Saturday, February 20, 2016

BIG NEWS!

I am in shock.   I just heard from my publisher, MUSE IT UP! that The Book of Helen will be out in paperback this September. 

For those who don’t know, I wrote a historical fiction about Helen of Troy at the age of sixty-five starting over.  I tried to weave the myriad of contradictory myths about the most beautiful woman in the world (with the face that launched 1000 ships) into a plausible narrative.  In so doing, I sought to answer a few questions that get explained away by the gods interference in most cases in the original epic poems and plays.    

1) Why did Helen leave Sparta?  Those who know the story of the golden apple, know the goddess Eris (strife), was not invited to the wedding of Thetis and Peleus.  She left a wedding gift anyway, with the note, “To the fairest goddess.”  Paris, the son of Priam and Hecuba, prince of Troy was chosen to make the decision as to who should receive the apple, Hera, Athena or Aphrodite.  

Each of the goddesses offered gifts, Hera offered the power to rule of all of Europe and Asia, Athena offered wisdom and the capacity to be the greatest warrior that ever lived.  Aphrodite offered the hand and heart of the most beautiful woman in the world; Helen of Troy.  
Paris chose beauty, Paris chose Aphrodite’s gift of Helen.

Married already, Aphrodite instructed her son to shoot an arrow into Helen’s heart so she would leave with Paris.  

However this version of the story renders Helen a pawn with no free will of her own.  So I tried to craft a plausible reason for the woman with the true power of the throne (it was through Helen, not Menelaus that the kingship came), to leave a place where she ruled, had a daughter, and knew if she left, there would be consequences for all of Greece, but went anyway.   What would make her leave everyone she ever knew and loved? 

2) Helen arrives with Paris in Troy, but in addition to the treasures/dowry she brings a lot of baggage; like 1000 ships stocked with armed to the teeth Greeks from all over the Mediterranean.   I could see the Trojans waiting it out at first, but eventually as the Greeks tore up the beaches and countryside, raiding local farms and hunting grounds, I can’t help but think the Trojans would say, “You know, you’re really pretty but this many in-laws is way too much.  Thanks, go home.”

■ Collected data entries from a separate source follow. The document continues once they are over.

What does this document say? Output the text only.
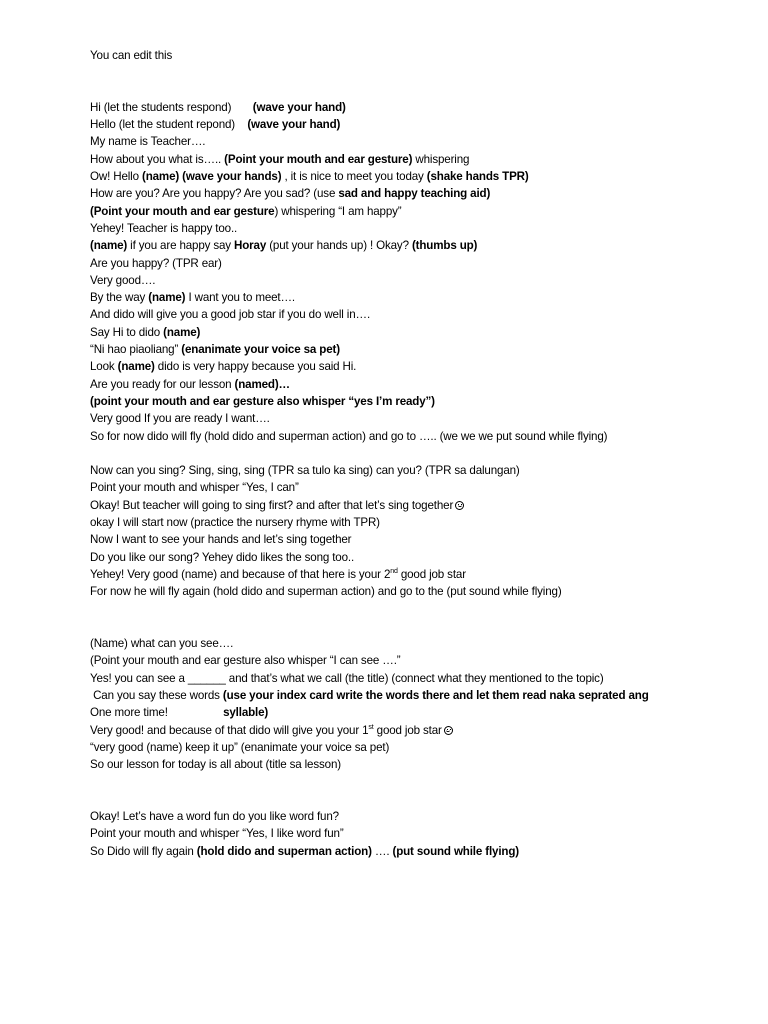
You can edit this
Hi (let the students respond)       (wave your hand)
Hello (let the student repond)    (wave your hand)
My name is Teacher….
How about you what is….. (Point your mouth and ear gesture) whispering
Ow! Hello (name) (wave your hands) , it is nice to meet you today (shake hands TPR)
How are you? Are you happy? Are you sad? (use sad and happy teaching aid)
(Point your mouth and ear gesture) whispering “I am happy”
Yehey! Teacher is happy too..
(name) if you are happy say Horay (put your hands up) ! Okay? (thumbs up)
Are you happy? (TPR ear)
Very good….
By the way (name) I want you to meet….
And dido will give you a good job star if you do well in….
Say Hi to dido (name)
“Ni hao piaoliang” (enanimate your voice sa pet)
Look (name) dido is very happy because you said Hi.
Are you ready for our lesson (named)…
(point your mouth and ear gesture also whisper “yes I’m ready”)
Very good If you are ready I want….
So for now dido will fly (hold dido and superman action) and go to ….. (we we we put sound while flying)
Now can you sing? Sing, sing, sing (TPR sa tulo ka sing) can you? (TPR sa dalungan)
Point your mouth and whisper “Yes, I can”
Okay! But teacher will going to sing first? and after that let’s sing together
okay I will start now (practice the nursery rhyme with TPR)
Now I want to see your hands and let’s sing together
Do you like our song? Yehey dido likes the song too..
Yehey! Very good (name) and because of that here is your 2nd good job star
For now he will fly again (hold dido and superman action) and go to the (put sound while flying)
(Name) what can you see….
(Point your mouth and ear gesture also whisper “I can see ….”
Yes! you can see a ______ and that’s what we call (the title) (connect what they mentioned to the topic)
Can you say these words (use your index card write the words there and let them read naka seprated ang
One more time!                  syllable)
Very good! and because of that dido will give you your 1st good job star
“very good (name) keep it up” (enanimate your voice sa pet)
So our lesson for today is all about (title sa lesson)
Okay! Let’s have a word fun do you like word fun?
Point your mouth and whisper “Yes, I like word fun”
So Dido will fly again (hold dido and superman action) …. (put sound while flying)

I could get Paris wanting to keep her, I could understand Priam wanting to out of honor, keep her around, but the rest of Troy would have been soured as things got harder.   So the second question is why did the Trojans let her stay?  
3) Troy is burned to the ground. (Sorry to any who haven’t read the Iliad, Odyssey and accompanying Greek literature for the spoilers).   It’s been over ten years.  Countless lives have been lost.  If you just use the count from the Iliad text alone, 272 men are killed (where we know their names), not to mention the gutting of the kingdom.   Yet if you read the Odyssey, Helen and Menelaus are reconciled, everything is peaceful and she’s returned to rule the land she left.  
What made her people, or for that matter, her husband, take her back?  
Whatever she had, it had to be more than skin deep.